JOP: What lessons can oncologists in small or community research centers draw from your work?
LE: For the majority of cancer patients, therapy is sort of like shopping at a store, or going to a restaurant: You like to do things in your neighborhood. It's unlikely that a physician who's an oncologist in a small, rural hospital is going to be the first on the planet to use an experimental drug. But, basically, the type of clinical trials that we do in 2005 are done through a network that we have here, the Hoosier Oncology Group, affectionately known as the HOG. This is a way of allowing well-trained, well-motivated community oncologists to have access to experimental drugs and clinical trials done under the aegis of the Hoosier Oncology Group so that the identical type of investigational therapy and innovative therapy that is done at a major medical center can be done by well-trained people in smaller hospitals that are not associated with a university hospital or an NCI [National Cancer Institute] cancer center.
JOP: And has your location ever been an issue in recruiting investigators, staff, or colleagues?
LE: No. None whatsoever.
JOP: What are you working on now, and what do you see in the future for testicular cancer?

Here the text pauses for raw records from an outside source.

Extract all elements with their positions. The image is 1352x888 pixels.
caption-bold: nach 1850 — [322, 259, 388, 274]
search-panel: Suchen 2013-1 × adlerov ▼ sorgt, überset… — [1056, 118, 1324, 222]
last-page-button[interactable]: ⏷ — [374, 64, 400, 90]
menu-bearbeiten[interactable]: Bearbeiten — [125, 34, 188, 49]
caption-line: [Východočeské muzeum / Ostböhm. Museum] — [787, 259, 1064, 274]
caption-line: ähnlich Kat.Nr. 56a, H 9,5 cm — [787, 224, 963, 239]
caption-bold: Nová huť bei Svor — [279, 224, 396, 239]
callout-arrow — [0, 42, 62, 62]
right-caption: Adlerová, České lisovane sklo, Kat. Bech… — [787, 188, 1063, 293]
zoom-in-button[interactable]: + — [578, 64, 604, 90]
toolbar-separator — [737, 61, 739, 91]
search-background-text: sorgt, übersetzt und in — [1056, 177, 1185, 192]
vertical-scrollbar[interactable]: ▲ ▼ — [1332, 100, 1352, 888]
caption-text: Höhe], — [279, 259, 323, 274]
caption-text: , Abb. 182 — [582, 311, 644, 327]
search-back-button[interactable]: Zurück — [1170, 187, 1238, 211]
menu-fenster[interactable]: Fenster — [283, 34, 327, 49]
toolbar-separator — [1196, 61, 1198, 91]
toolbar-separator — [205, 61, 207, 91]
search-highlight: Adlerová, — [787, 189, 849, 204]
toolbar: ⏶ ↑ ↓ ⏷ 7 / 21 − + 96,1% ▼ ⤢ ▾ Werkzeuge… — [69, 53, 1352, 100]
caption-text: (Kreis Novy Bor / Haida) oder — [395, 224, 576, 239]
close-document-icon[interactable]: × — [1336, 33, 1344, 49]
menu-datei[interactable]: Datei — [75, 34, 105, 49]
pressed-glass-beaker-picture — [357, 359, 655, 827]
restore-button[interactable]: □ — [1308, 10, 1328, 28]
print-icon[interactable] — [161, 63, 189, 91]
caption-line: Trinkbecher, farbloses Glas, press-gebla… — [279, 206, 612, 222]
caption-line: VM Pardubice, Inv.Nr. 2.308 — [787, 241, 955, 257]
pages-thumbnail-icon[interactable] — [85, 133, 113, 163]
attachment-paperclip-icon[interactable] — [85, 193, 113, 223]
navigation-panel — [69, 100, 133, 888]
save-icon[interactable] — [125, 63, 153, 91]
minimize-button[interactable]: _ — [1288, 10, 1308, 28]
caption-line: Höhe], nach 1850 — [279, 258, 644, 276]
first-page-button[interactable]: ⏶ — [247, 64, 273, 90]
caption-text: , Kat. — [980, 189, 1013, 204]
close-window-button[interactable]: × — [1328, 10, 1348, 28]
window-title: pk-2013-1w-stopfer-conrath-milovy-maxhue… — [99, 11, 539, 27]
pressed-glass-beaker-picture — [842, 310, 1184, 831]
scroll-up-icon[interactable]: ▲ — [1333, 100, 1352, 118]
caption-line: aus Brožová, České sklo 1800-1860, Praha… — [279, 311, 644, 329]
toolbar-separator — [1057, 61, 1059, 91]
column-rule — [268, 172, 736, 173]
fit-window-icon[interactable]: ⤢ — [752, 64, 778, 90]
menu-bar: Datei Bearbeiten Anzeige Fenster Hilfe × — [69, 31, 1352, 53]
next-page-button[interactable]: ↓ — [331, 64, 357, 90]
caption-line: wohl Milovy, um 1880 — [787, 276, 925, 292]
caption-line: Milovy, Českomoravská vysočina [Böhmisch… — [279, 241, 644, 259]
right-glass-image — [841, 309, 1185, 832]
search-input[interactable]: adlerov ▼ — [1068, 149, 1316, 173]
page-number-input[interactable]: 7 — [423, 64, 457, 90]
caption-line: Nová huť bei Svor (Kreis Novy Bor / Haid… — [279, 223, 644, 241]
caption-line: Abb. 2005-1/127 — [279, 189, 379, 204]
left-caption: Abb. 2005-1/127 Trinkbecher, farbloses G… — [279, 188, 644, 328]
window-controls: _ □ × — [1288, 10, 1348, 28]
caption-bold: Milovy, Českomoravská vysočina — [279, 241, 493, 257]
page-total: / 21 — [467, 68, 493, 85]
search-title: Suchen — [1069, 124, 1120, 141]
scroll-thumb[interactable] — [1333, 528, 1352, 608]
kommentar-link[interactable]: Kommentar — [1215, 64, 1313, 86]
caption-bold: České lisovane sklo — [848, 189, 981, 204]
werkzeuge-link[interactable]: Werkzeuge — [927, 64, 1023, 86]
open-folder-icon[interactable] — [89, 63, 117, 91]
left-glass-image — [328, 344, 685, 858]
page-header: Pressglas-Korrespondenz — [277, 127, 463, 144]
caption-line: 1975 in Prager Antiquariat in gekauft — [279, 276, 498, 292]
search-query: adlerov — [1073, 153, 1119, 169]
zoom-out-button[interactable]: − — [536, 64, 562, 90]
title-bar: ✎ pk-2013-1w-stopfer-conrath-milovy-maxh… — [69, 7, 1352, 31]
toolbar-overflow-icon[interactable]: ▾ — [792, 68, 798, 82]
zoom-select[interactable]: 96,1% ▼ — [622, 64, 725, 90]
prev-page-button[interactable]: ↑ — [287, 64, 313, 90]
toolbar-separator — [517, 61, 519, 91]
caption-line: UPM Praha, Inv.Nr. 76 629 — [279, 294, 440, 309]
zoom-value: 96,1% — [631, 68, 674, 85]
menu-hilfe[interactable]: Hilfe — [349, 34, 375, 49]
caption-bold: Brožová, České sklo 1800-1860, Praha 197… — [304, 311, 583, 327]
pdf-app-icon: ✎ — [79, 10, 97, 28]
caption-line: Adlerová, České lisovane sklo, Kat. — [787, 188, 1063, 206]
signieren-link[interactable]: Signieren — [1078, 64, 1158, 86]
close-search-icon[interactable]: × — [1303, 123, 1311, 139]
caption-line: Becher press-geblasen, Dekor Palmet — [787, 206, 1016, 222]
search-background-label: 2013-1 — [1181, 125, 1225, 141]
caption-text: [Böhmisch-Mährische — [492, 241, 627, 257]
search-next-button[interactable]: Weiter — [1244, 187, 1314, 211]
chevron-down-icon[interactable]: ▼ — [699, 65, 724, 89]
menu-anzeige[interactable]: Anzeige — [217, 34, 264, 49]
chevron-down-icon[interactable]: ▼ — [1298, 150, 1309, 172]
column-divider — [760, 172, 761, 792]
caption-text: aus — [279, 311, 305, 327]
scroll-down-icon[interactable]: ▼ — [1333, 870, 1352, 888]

LE: You know, testicular cancer is a luxury for an oncologist to treat. No matter how far advanced the disease, your goal of therapy is never merely palliation nor prolongation of survival. It is always cure. When we look at all patients who present with metastatic disease [who are] getting chemotherapy, from the day they get chemotherapy, we have an 80% cure rate. This is far higher than any other metastatic disease treated with chemotherapy, but it also means that 20% of the patients with testicular cancer—and these are usually young men in their 20s—still succumb to their disease. So we continue as we have been doing in previous decades, in working at refining the cure, if you will, and trying to develop more successful strategies for the really far advanced disease as first-line therapy, as well as developing novel treatments for those patients that were not cured with their initial platinum-based chemotherapy.